Le tribunal a notamment considéré que « l'application de (la) clause » prévoyant l'indemnité de résiliation avait un caractère « manifestement abusif » et l'a qualifiée de clause pénale. Il n'a fait application que du code civil et non de la législation sur les clauses abusives, et plus particulièrement de l'article 1231-5 du code civil qui dispose : […] »
2/ « Cette indemnité dont le montant équivaut au prix dû en cas d'exécution du contrat jusqu'à son terme, sans la contrepartie de la livraison effective d'électricité, correspond à une évaluation conventionnelle et forfaitaire du préjudice subi par le fournisseur d'énergie du fait de la rupture souhaitée par le client, laquelle majore notablement la charge financière pesant sur le client et présente dès lors un caractère comminatoire en ce qu'elle a pour objet de contraindre ledit client à exécuter le contrat jusqu'au terme prévu. Elle constitue ainsi une clause pénale susceptible de modération par le juge en cas d'excès.
La rupture contractuelle cause nécessairement un préjudice économique à la société Primeo énergie, privée de la possibilité de réaliser une éventuelle marge bénéficiaire sur l'ensemble de la durée du contrat conformément aux prévisions de volumes de fourniture d'énergie convenus entre les parties et de couvrir ses frais fixes et de rupture. Elle ne donne toutefois que des indications très générales sur ce préjudice sans jamais chiffrer les coûts qu'elle invoque de sorte qu'il n'est pas permis de vérifier que l'indemnité lui est au minimum proportionnée.

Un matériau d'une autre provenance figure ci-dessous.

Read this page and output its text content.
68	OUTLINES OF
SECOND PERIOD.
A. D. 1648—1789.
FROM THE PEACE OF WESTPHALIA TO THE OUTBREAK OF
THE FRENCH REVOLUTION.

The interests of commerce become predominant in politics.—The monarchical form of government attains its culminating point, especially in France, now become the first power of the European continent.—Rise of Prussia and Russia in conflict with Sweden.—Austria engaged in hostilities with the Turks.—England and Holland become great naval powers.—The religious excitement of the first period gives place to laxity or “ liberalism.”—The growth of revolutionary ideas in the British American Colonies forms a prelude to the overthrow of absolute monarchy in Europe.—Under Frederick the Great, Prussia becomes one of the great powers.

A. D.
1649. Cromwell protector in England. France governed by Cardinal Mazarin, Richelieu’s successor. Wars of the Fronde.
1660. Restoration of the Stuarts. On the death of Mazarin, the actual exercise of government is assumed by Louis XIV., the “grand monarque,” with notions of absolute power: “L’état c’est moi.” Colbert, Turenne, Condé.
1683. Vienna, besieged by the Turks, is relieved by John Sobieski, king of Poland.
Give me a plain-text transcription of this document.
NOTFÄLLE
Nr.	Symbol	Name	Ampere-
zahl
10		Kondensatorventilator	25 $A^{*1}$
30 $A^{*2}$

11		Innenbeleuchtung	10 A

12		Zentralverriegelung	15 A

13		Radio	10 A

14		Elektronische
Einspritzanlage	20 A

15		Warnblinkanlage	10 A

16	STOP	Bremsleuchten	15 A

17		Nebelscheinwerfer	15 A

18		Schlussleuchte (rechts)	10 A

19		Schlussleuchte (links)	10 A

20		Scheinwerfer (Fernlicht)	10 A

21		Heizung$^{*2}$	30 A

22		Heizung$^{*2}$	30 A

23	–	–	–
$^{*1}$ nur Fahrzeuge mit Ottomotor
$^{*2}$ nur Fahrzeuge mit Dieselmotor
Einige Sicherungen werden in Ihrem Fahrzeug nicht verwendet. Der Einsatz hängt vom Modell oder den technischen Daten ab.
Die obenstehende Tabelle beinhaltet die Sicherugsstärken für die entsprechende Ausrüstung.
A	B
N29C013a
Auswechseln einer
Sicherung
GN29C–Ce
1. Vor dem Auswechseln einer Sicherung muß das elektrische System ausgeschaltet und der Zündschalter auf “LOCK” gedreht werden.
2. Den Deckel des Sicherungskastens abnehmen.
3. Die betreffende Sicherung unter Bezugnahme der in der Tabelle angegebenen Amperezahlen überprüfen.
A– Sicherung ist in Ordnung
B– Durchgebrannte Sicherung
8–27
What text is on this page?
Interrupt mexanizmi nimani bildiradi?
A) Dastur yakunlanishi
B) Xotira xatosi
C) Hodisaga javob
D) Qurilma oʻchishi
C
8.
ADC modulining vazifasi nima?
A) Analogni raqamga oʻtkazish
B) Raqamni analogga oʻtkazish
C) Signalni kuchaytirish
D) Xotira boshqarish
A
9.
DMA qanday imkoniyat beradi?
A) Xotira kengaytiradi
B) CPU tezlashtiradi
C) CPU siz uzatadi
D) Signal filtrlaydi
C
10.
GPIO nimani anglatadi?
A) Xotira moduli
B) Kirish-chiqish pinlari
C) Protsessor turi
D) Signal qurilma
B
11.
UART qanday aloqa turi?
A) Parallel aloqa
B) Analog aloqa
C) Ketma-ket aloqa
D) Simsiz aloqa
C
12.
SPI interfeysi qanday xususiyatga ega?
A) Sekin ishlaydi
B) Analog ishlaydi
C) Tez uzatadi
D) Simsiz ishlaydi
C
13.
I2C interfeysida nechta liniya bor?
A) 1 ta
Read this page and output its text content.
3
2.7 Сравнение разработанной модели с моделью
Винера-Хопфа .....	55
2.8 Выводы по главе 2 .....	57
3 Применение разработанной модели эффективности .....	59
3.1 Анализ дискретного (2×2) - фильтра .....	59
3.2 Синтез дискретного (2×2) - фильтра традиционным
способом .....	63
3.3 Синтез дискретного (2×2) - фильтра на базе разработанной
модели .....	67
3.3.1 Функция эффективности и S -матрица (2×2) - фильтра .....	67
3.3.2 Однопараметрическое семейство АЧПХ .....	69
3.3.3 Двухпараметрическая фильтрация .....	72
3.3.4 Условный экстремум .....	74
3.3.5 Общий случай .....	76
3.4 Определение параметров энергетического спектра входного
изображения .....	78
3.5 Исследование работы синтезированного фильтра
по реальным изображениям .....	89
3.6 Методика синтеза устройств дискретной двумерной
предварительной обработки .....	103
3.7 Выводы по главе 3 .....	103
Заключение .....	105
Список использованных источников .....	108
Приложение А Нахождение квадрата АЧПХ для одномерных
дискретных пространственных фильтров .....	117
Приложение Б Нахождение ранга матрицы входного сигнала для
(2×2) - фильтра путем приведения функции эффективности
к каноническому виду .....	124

L'indemnité de 11 808 € TTC sollicitée, de près de deux fois et demi la somme due au titre de la prestation effectivement délivrée, apparaît manifestement excessive au regard du préjudice réellement subi. »
RÉPUBLIQUE FRANÇAISE
AU NOM DU PEUPLE FRANÇAIS
COUR D’APPEL DE RENNES
TROISIÈME CHAMBRE COMMERCIALE
ARRÊT DU 17 JUIN 2025
ÉLÉMENTS D’IDENTIFICATION DE LA DÉCISION (N.B. : mention ne figurant pas sur l’original)
R.G. n° 24/05760. Arrêt n° 212. N° Portalis DBVL-V-B7I-VJJP (Réf 1ère instance : 2024F00181)
COMPOSITION DE LA COUR LORS DU DÉLIBÉRÉ :
Président : Monsieur Alexis CONTAMINE, Président de chambre,
Assesseur : Madame Sophie RAMIN, Conseiller,
Assesseur : Madame Marie-Line PICHON, Conseillère, désignée par ordonnance du premier président de la cour d'appel de Rennes du 10 février 2025,
GREFFIER : Madame Julie ROUET, lors des débats et du prononcé,
DÉBATS : A l'audience publique du 24 avril 2025 devant Madame Sophie RAMIN, magistrat rapporteur, tenant seul l'audience, sans opposition des représentants des parties et qui a rendu compte au délibéré collégial
ARRÊT : Par défaut, prononcé publiquement le 17 juin 2025 par mise à disposition au greffe comme indiqué à l'issue des débats
APPELANTE :
Société PRIMEO ENERGIE FRANCE
immatriculée au RCS de [Localité 3] sous le n° XXX, prise en la personne de son représentant légal domicilié en cette qualité au siège, [Adresse 2], [Localité 6], Représentée par Maître Nolwenn GUILLEMOT, Plaidant/Postulant, avocat au barreau de RENNES
INTIMÉE :
SAS LES DELICES DE [Adresse 5]
immatriculée au RCS de [Localité 7] sous le n° YYY, prise en la personne de son représentant légal domicilié en cette qualité au siège, [Adresse 1], [Adresse 5], N'ayant pas constitué avocat bien que régulièrement assigné par acte de commissaire de Justice en date du 21 novembre 2024 remis à étude
EXPOSÉ DU LITIGE (N.B. : mention ne figurant pas sur l’original)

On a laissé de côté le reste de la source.